Mapping of the VDSO code page is done in STEP 1 of allocvdso(). Read the code and make sure you understand what it is doing. You will be implementing steps 2 and 3 in which you will map the data pages.
There are two main functions in vdso_impl.c: _vdso_getticks() and _vdso_getpid(). These are the implementations of our two VDSO functions (there is also an auxiliary _vdso_getentry() that we'll discuss later). Read the implementations of these functions. To find the data they need, they assume there is some page, with the particular piece of data they need, mapped at a specific virtual address in the address space. You should be able to identify these addresses by reading the (very simple) code of these functions.
Exercise 8.
Implement STEP 2 in allocvdso(), by following the instructions included in the comments. This maps the page that contains the PID of the process, and will be used by the code in _vdso_getpid(). Remember that this page should be mapped as "read-only" in the address space.
Exercise 9.
Implement STEP 3 in allocvdso(), by following the instructions included in the comments. This maps the page that contains the number of clock ticks, and will be used by the code in _vdso_getticks(). Again, remember that this page should be mapped as "read-only" in the address space.
_vdso_getticks() returns whatever ticks value it finds in this page. Obviously, this value needs to be updated on each timer tick. We have provided a function to increment this value (inc_vdso_ticks() in sysvdso.c). You need to figure out where in the kernel you should call this function to update the ticks value.
Now, we have most of the needed machinery to make our VDSO calls work. The only missing part is the answer to the following question: how can a program know the address of _vdso_getpid() and _vdso_getticks() in order to call them? The answer: it has to ask the kernel. So, there is a new system call, vdso_entry, to just do that. Its implementation, sys_vdso_entry() in sysvdso.c, uses the mysterious _vdso_getentry() function mentioned above to find the addresses of these functions. Read its code, and how it is used by vdso_getpid() and vdso_getticks() in xv6's user-mode library (ulib.c) to unravel the mystery.
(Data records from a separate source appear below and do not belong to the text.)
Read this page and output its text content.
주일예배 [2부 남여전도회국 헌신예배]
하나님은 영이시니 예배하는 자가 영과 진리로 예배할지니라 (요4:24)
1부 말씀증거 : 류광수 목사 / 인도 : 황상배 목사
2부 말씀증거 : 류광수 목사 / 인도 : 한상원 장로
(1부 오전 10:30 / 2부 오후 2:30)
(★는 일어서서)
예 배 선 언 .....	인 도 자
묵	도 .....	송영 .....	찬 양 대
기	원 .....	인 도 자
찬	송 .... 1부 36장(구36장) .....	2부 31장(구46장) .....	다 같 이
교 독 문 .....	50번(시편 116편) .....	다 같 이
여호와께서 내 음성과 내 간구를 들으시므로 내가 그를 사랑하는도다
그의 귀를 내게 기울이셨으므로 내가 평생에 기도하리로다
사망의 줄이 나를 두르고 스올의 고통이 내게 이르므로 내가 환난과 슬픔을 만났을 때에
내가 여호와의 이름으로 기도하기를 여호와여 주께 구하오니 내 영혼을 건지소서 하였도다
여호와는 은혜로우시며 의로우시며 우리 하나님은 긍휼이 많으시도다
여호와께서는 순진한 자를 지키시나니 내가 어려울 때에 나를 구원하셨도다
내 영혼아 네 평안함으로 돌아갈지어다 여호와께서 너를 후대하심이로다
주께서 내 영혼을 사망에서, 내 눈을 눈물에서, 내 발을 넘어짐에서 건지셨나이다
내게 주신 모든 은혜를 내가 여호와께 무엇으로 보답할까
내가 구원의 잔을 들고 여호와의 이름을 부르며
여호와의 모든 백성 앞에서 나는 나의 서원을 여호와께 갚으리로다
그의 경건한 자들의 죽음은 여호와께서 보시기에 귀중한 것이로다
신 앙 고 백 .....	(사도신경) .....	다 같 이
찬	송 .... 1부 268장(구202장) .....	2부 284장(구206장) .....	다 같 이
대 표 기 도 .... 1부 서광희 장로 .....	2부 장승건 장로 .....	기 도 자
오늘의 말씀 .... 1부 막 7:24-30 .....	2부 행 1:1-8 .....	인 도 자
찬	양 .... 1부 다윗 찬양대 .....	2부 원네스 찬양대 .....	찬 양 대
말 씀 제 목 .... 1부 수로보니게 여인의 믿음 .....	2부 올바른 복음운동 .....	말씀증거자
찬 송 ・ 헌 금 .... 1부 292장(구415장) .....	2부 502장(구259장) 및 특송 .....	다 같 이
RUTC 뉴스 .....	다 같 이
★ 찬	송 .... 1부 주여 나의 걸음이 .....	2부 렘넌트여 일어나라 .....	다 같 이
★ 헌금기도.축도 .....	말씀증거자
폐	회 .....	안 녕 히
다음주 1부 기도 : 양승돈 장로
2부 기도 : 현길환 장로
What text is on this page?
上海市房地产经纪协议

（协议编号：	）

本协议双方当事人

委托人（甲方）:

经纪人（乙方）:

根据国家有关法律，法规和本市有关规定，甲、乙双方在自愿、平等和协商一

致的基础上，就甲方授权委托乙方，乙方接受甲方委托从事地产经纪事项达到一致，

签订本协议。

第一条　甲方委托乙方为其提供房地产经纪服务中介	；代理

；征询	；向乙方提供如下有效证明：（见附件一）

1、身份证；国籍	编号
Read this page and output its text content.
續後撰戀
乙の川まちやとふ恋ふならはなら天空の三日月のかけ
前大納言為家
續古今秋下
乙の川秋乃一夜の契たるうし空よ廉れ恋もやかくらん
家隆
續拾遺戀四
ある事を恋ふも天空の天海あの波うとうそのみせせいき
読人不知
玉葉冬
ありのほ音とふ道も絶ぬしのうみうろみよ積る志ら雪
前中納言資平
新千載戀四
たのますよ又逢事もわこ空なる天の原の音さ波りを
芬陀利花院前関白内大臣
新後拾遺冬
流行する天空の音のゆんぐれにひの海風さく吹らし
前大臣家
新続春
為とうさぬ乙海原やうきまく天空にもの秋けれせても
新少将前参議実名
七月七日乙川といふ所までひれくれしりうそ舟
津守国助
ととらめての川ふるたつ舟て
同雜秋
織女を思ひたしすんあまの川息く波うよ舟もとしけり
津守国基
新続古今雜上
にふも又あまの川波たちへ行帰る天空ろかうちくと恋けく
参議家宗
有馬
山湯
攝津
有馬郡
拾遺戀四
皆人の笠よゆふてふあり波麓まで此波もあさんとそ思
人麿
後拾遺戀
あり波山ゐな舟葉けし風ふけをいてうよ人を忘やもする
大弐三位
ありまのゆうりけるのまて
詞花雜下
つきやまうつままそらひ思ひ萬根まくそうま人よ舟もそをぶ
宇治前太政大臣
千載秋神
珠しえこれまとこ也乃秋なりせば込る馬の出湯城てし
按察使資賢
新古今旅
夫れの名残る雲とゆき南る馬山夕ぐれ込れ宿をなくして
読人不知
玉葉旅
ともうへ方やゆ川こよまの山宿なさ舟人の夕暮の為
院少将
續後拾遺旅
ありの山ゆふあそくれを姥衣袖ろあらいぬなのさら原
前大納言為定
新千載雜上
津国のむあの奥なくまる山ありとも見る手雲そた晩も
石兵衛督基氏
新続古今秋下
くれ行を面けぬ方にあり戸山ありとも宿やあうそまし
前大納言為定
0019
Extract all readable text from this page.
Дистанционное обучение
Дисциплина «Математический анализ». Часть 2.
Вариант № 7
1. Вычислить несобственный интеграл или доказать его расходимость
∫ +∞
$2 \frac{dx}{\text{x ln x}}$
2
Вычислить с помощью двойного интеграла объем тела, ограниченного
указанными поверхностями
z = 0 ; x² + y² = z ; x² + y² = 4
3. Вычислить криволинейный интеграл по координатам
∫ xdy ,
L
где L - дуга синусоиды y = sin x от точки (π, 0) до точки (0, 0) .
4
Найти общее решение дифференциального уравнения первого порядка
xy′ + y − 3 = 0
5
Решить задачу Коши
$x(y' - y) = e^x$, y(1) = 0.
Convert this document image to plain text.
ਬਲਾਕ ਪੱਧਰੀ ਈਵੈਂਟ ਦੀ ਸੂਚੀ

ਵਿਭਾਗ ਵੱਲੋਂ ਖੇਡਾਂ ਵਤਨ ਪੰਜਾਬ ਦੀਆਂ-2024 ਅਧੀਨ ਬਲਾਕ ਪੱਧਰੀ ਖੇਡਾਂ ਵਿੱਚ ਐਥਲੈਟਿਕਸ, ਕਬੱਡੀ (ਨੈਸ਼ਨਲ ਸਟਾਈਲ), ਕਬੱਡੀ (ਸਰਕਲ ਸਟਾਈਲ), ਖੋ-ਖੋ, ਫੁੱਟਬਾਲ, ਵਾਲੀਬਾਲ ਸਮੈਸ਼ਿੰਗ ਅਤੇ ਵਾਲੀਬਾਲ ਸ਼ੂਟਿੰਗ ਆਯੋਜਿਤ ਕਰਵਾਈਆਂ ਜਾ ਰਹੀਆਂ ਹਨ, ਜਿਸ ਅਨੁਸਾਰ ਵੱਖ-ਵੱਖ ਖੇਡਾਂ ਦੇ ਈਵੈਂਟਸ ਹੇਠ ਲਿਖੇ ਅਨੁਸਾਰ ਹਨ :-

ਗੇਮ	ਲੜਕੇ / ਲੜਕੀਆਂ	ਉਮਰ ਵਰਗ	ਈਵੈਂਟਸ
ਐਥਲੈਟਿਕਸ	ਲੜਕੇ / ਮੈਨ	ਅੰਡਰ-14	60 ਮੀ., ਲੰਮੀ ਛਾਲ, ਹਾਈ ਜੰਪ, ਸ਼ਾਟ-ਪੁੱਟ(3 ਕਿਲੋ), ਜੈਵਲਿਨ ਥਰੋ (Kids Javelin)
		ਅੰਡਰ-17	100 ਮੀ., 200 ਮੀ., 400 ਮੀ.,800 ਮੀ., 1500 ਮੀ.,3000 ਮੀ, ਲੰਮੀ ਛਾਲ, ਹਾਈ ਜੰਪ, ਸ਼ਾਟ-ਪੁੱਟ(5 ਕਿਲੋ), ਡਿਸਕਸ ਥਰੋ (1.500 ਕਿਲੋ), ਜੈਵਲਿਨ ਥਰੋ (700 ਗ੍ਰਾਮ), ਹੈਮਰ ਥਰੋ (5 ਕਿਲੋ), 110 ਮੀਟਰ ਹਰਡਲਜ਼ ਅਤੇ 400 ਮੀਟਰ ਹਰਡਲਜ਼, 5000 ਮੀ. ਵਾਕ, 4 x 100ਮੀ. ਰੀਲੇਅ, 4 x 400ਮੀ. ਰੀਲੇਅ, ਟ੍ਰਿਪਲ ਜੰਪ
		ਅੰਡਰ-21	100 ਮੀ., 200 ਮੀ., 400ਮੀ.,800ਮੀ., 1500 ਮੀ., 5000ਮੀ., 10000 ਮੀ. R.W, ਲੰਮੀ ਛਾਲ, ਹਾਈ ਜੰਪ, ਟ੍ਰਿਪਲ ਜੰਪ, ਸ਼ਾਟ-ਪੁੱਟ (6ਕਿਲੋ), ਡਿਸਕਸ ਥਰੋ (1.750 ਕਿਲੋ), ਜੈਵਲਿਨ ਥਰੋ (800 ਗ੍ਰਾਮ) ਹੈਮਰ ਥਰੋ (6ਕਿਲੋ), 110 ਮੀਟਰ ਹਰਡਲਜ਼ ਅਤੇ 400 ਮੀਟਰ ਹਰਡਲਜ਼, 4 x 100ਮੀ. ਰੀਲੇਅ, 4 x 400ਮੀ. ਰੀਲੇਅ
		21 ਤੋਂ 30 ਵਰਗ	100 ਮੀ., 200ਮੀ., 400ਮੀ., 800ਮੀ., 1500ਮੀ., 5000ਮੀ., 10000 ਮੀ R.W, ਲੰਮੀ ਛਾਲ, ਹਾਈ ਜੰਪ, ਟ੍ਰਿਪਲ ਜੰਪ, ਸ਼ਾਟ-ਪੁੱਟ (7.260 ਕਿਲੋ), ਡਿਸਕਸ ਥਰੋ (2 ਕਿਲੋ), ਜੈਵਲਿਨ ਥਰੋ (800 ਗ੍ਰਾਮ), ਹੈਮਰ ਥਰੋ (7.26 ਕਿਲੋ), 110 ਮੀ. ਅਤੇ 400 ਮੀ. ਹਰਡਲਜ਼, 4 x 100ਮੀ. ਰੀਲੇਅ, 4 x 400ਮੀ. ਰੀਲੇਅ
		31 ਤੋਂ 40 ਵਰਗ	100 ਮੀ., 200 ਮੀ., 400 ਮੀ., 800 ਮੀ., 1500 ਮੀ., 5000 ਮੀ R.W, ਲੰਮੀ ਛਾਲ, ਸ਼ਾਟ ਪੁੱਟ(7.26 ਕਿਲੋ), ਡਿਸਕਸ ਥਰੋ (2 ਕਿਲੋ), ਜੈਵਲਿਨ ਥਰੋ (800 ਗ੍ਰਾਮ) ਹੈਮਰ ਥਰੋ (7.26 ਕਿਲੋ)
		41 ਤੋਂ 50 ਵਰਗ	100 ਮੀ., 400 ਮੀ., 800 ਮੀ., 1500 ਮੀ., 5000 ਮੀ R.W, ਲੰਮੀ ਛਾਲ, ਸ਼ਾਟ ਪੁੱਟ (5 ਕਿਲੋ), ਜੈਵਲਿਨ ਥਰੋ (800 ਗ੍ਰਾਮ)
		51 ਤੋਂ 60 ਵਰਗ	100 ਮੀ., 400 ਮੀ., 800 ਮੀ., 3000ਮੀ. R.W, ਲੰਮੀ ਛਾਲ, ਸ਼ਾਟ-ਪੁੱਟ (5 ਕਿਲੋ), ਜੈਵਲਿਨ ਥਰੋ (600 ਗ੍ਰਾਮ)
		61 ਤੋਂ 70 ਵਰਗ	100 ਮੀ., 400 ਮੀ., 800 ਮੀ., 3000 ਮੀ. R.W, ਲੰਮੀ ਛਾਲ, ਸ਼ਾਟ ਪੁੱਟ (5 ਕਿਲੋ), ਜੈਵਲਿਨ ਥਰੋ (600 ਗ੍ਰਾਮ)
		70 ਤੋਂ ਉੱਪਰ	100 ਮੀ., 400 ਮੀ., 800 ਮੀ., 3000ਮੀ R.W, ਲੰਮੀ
That's it! We have found a way to turn two kernel-level system calls to user-level function calls.
Exercise 10.
Write a few test programs to use vdso_getpid() and vdso_getticks(). In particular, check that the return value of vdso_getpid() is the same as the getpid system call. Also, run vdso_getticks() in a loop to see it returns monotonically-increasing timer tick values (well, it should, if your implementation is correct!).
This completes the lab.
You must include a file named README-lab3 with this assignment. The file should describe what you did, what approach you took, results of any measurements you made, which new files are included in your submission and what they are for, etc. Feel free to include any other information you think is helpful to us in this file; it can only help your grade.
If you are handing in late, add an entry to the file slack.txt noting how many late hours you have used both for this assignment and in total. (This is to help us agree on the number that you have used.) This file should contain a single line formatted as follows (where n is the number of late hours):
late hours taken: n
If you submit multiple times, we will take the latest submission and count late hours accordingly.
To submit your lab, type make handin in the xv6 directory. If submission fails, please double check that you have committed all of your changes, and read any error messages carefully before emailing the course staff for help.